Ce sont ces valeurs qui permettent de maintenir ce système inégalé du maillage territorial, constitué des brigades  territoriales qui garantissent aujourd’hui , dans les zones de compétence de la gendarmerie, cette sécurité de proximité, au contact direct des populations, car immergées en leur sein

Cette militarité ne saurait être négociable. Relevant de la volonté générale portée par la représentation nationale, la loi du 3 août 2009, outre le rattachement organique et opérationnel de la Gendarmerie nationale au ministère de l’Intérieur, réaffirme son statut militaire et la définit comme une force armée.

Ceci doit inciter le futur directeur de la Gendarmerie et son équipe, au-delà du rappel du socle moral, à revenir à un arrimage aux armées.

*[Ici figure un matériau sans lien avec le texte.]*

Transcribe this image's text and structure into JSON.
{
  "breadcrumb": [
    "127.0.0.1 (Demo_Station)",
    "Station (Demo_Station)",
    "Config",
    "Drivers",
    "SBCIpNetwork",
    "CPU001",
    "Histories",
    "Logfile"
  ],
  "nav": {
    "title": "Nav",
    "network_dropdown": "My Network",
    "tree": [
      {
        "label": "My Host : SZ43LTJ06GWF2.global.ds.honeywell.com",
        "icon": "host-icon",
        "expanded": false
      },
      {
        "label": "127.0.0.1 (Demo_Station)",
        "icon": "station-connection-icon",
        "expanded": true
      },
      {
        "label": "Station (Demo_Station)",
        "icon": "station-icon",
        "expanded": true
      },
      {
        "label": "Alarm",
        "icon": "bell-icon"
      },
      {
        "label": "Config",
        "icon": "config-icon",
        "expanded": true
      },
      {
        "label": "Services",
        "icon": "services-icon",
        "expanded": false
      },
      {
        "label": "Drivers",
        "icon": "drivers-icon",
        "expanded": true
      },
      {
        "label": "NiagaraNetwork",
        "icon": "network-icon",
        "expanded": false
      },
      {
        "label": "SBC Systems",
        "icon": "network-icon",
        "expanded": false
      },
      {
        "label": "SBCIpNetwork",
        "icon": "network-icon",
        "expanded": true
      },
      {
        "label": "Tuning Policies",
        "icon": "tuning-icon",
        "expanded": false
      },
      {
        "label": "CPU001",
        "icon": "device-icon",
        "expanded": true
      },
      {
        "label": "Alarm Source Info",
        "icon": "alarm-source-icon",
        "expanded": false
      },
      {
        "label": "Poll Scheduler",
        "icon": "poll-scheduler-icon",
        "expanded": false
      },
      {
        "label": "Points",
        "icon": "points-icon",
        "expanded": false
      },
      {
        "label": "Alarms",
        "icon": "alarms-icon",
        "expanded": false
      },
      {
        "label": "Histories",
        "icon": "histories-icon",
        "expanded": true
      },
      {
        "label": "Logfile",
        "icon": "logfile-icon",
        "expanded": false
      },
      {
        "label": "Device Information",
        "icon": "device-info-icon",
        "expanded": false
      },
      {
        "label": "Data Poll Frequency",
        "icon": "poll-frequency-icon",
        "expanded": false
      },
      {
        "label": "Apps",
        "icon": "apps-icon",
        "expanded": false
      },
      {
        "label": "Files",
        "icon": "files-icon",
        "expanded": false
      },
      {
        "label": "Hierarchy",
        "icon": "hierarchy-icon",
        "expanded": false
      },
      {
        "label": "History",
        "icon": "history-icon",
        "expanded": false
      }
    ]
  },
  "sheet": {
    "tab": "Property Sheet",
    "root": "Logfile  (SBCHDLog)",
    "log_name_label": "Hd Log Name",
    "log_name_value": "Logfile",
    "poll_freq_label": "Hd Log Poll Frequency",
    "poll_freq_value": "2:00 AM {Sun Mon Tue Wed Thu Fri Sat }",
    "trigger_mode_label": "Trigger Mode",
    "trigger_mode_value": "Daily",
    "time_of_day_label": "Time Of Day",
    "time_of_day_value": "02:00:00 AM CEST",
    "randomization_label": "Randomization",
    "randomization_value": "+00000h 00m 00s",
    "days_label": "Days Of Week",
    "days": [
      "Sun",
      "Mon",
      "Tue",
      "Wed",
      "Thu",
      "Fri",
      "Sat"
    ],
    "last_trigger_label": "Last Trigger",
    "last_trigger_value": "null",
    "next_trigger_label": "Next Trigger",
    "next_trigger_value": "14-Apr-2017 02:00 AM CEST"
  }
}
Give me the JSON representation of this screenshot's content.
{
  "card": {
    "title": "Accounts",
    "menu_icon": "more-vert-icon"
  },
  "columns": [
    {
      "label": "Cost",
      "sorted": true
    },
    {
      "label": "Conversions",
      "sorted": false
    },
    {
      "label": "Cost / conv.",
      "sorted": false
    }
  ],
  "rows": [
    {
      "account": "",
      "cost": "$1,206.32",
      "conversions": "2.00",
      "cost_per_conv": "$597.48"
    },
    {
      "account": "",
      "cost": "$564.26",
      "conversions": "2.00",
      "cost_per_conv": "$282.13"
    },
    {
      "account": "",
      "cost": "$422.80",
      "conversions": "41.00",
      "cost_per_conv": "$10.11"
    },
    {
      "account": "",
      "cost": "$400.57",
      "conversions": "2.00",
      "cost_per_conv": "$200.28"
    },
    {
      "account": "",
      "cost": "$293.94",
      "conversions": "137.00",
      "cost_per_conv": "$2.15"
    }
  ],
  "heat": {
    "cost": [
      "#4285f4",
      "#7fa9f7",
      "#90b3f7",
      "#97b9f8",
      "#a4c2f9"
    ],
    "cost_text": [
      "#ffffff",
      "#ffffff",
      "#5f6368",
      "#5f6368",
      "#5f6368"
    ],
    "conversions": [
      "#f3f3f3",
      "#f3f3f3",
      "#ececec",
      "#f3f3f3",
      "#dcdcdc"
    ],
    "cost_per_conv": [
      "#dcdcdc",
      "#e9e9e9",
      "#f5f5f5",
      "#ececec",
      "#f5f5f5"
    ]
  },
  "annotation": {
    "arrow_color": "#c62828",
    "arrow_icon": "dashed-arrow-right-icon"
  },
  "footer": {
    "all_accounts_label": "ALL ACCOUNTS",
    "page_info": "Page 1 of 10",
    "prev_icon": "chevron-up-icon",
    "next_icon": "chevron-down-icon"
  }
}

Et ceci, afin également de stopper ce processus insensé, qui, sous couvert des évolutions catégorielles initiées au sein de la Police, conduit à une dépréciation significative des grades, voire à leur illisibilité. Ce phénomène est très préjudiciable notamment aux sous-officiers supérieurs et officiers subalternes et conduit en définitive à un affaiblissement fonctionnel. (*)

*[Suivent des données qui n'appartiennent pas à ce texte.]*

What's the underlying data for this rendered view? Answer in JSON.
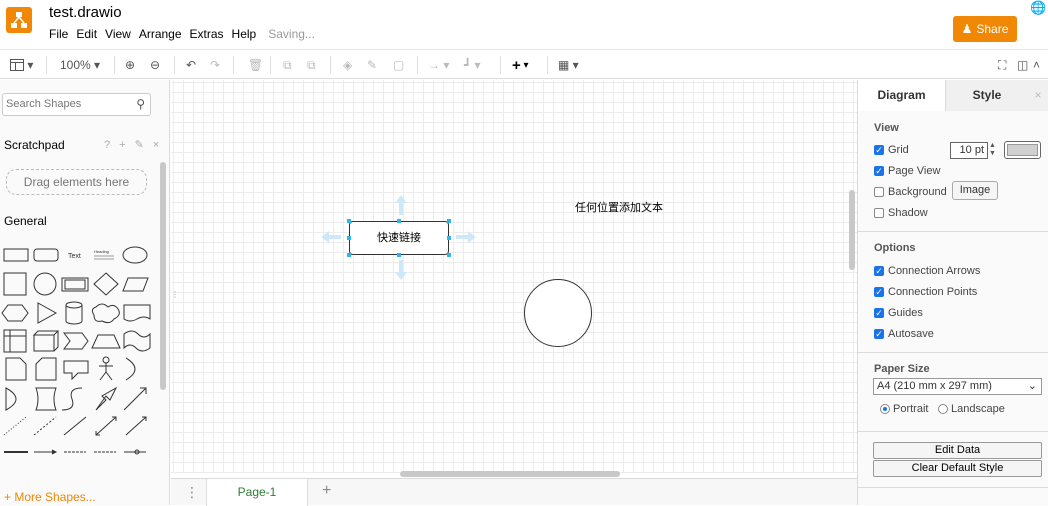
{
  "app": {
    "title": "test.drawio",
    "menus": [
      "File",
      "Edit",
      "View",
      "Arrange",
      "Extras",
      "Help"
    ],
    "status": "Saving...",
    "share_label": "Share",
    "brand_color": "#f08705"
  },
  "toolbar": {
    "zoom": "100%"
  },
  "sidebar": {
    "search_placeholder": "Search Shapes",
    "scratchpad_label": "Scratchpad",
    "scratchpad_icons": "? + ✎ ×",
    "drag_label": "Drag elements here",
    "general_label": "General",
    "text_shape_label": "Text",
    "heading_shape_label": "Heading",
    "more_shapes_label": "+ More Shapes..."
  },
  "canvas": {
    "node_label": "快速链接",
    "free_text": "任何位置添加文本"
  },
  "pages": {
    "current": "Page-1"
  },
  "format_panel": {
    "tabs": [
      "Diagram",
      "Style"
    ],
    "view_title": "View",
    "grid_label": "Grid",
    "grid_size": "10 pt",
    "page_view_label": "Page View",
    "background_label": "Background",
    "image_button": "Image",
    "shadow_label": "Shadow",
    "options_title": "Options",
    "connection_arrows": "Connection Arrows",
    "connection_points": "Connection Points",
    "guides": "Guides",
    "autosave": "Autosave",
    "paper_size_title": "Paper Size",
    "paper_size_value": "A4 (210 mm x 297 mm)",
    "portrait": "Portrait",
    "landscape": "Landscape",
    "edit_data": "Edit Data",
    "clear_default_style": "Clear Default Style"
  }
}
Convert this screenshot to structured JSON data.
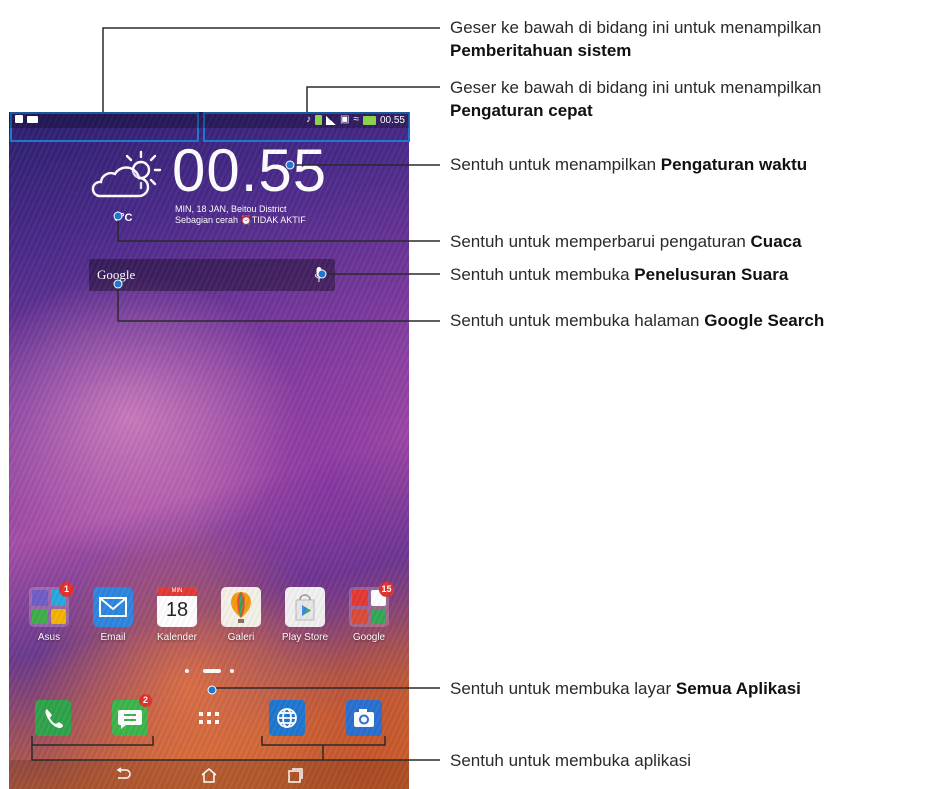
{
  "status_bar": {
    "time": "00.55"
  },
  "clock_widget": {
    "time": "00.55",
    "date_location": "MIN, 18 JAN, Beitou District",
    "weather_alarm": "Sebagian cerah  ⏰TIDAK AKTIF",
    "temperature": "0°C",
    "weather_icon": "partly-cloudy-icon"
  },
  "search_bar": {
    "label": "Google",
    "icon": "mic-icon"
  },
  "apps": [
    {
      "label": "Asus",
      "icon": "folder-icon",
      "badge": "1"
    },
    {
      "label": "Email",
      "icon": "envelope-icon"
    },
    {
      "label": "Kalender",
      "icon": "calendar-icon",
      "month": "MIN",
      "day": "18"
    },
    {
      "label": "Galeri",
      "icon": "balloon-icon"
    },
    {
      "label": "Play Store",
      "icon": "play-store-icon"
    },
    {
      "label": "Google",
      "icon": "folder-icon",
      "badge": "15"
    }
  ],
  "dock": [
    {
      "icon": "phone-icon"
    },
    {
      "icon": "messages-icon",
      "badge": "2"
    },
    {
      "icon": "all-apps-icon"
    },
    {
      "icon": "browser-icon"
    },
    {
      "icon": "camera-icon"
    }
  ],
  "nav": [
    "back-icon",
    "home-icon",
    "recents-icon"
  ],
  "colors": {
    "accent_green": "#2fa44a",
    "accent_blue": "#1f77d0",
    "badge_red": "#e0322e"
  },
  "callouts": [
    {
      "pre": "Geser ke bawah di bidang ini untuk menampilkan",
      "bold": "Pemberitahuan sistem"
    },
    {
      "pre": "Geser ke bawah di bidang ini untuk menampilkan",
      "bold": "Pengaturan cepat"
    },
    {
      "pre": "Sentuh untuk menampilkan ",
      "bold": "Pengaturan waktu"
    },
    {
      "pre": "Sentuh untuk memperbarui pengaturan ",
      "bold": "Cuaca"
    },
    {
      "pre": "Sentuh untuk membuka ",
      "bold": "Penelusuran Suara"
    },
    {
      "pre": "Sentuh untuk membuka halaman ",
      "bold": "Google Search"
    },
    {
      "pre": "Sentuh untuk membuka layar ",
      "bold": "Semua Aplikasi"
    },
    {
      "pre": "Sentuh untuk membuka aplikasi",
      "bold": ""
    }
  ]
}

Le logement concédé par nécessité absolue de service est le système d’arme de la Gendarmerie

Cette militarité est cependant couplée avec le logement concédé par nécessité absolue de service (LCNAS), majoritairement en caserne. Soit le système d’arme de la Gendarmerie qui conditionne notamment le fonctionnement de la brigade territoriale, et la capacité de montée en puissance de l’institution dans des délais très cours. Or, une plus grande cohérence s’impose dans l’effectivité de ce système d’arme, qui nécessite de restaurer une mobilité suffisante des personnels durant leur carrière, mobilité par ailleurs indispensable en gendarmerie départementale pour éviter la routine et conserver cette indépendance indispensable au bon exercice de sa mission.

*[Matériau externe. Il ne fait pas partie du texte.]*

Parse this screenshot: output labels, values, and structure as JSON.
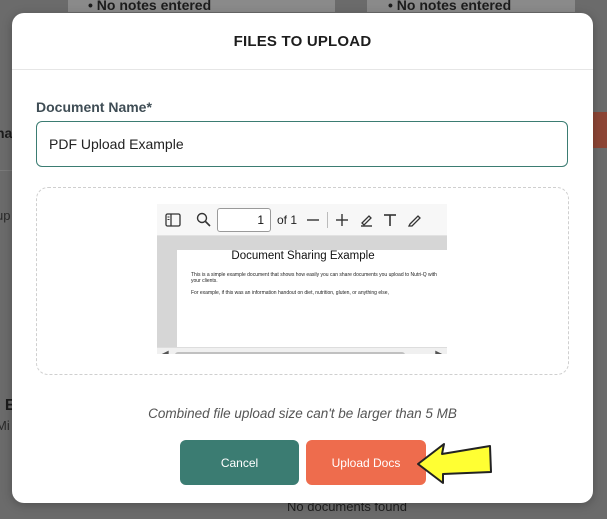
{
  "background": {
    "notes_left": "• No notes entered",
    "notes_right": "• No notes entered",
    "left_fragments": [
      "na",
      "up",
      "l E",
      "Mi"
    ],
    "bottom_text": "No documents found"
  },
  "modal": {
    "title": "FILES TO UPLOAD",
    "document_name_label": "Document Name*",
    "document_name_value": "PDF Upload Example",
    "size_note": "Combined file upload size can't be larger than 5 MB",
    "cancel_label": "Cancel",
    "upload_label": "Upload Docs"
  },
  "pdf_viewer": {
    "page_number": "1",
    "page_count_label": "of 1",
    "doc_title": "Document Sharing Example",
    "paragraph_1": "This is a simple example document that shows how easily you can share documents you upload to Nutri-Q with your clients.",
    "paragraph_2": "For example, if this was an information handout on diet, nutrition, gluten, or anything else,"
  },
  "colors": {
    "primary_teal": "#3b7c72",
    "accent_orange": "#ee6c4d",
    "arrow_yellow": "#ffff33"
  }
}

La Gendarmerie ne saurait appartenir au gendarme, elle appartient à la nation.

Le soutien de la hiérarchie,

la restauration de la verticalité, points majeurs que j’avais soulignés dans le discours prononcé lors de mon départ de i’institution. Ceux-ci, depuis des années, ont été fragilisés. Cette fragilisation procède certes d’un phénomène de société, initié dans les années 60, et dont on mesure les conséquences néfastes aujourd’hui, mais qui aurait pu être maîtrisé au sein de la Gendarmerie. Cette fragilisation a en effet aussi procédé de facteurs internes, tenant à une haute hiérarchie relativisant le fait militaire, et ayant soutenu le développement d’un dispositif de concertation (idée positive au départ), en le positionnant au même niveau que celui de la hiérarchie. 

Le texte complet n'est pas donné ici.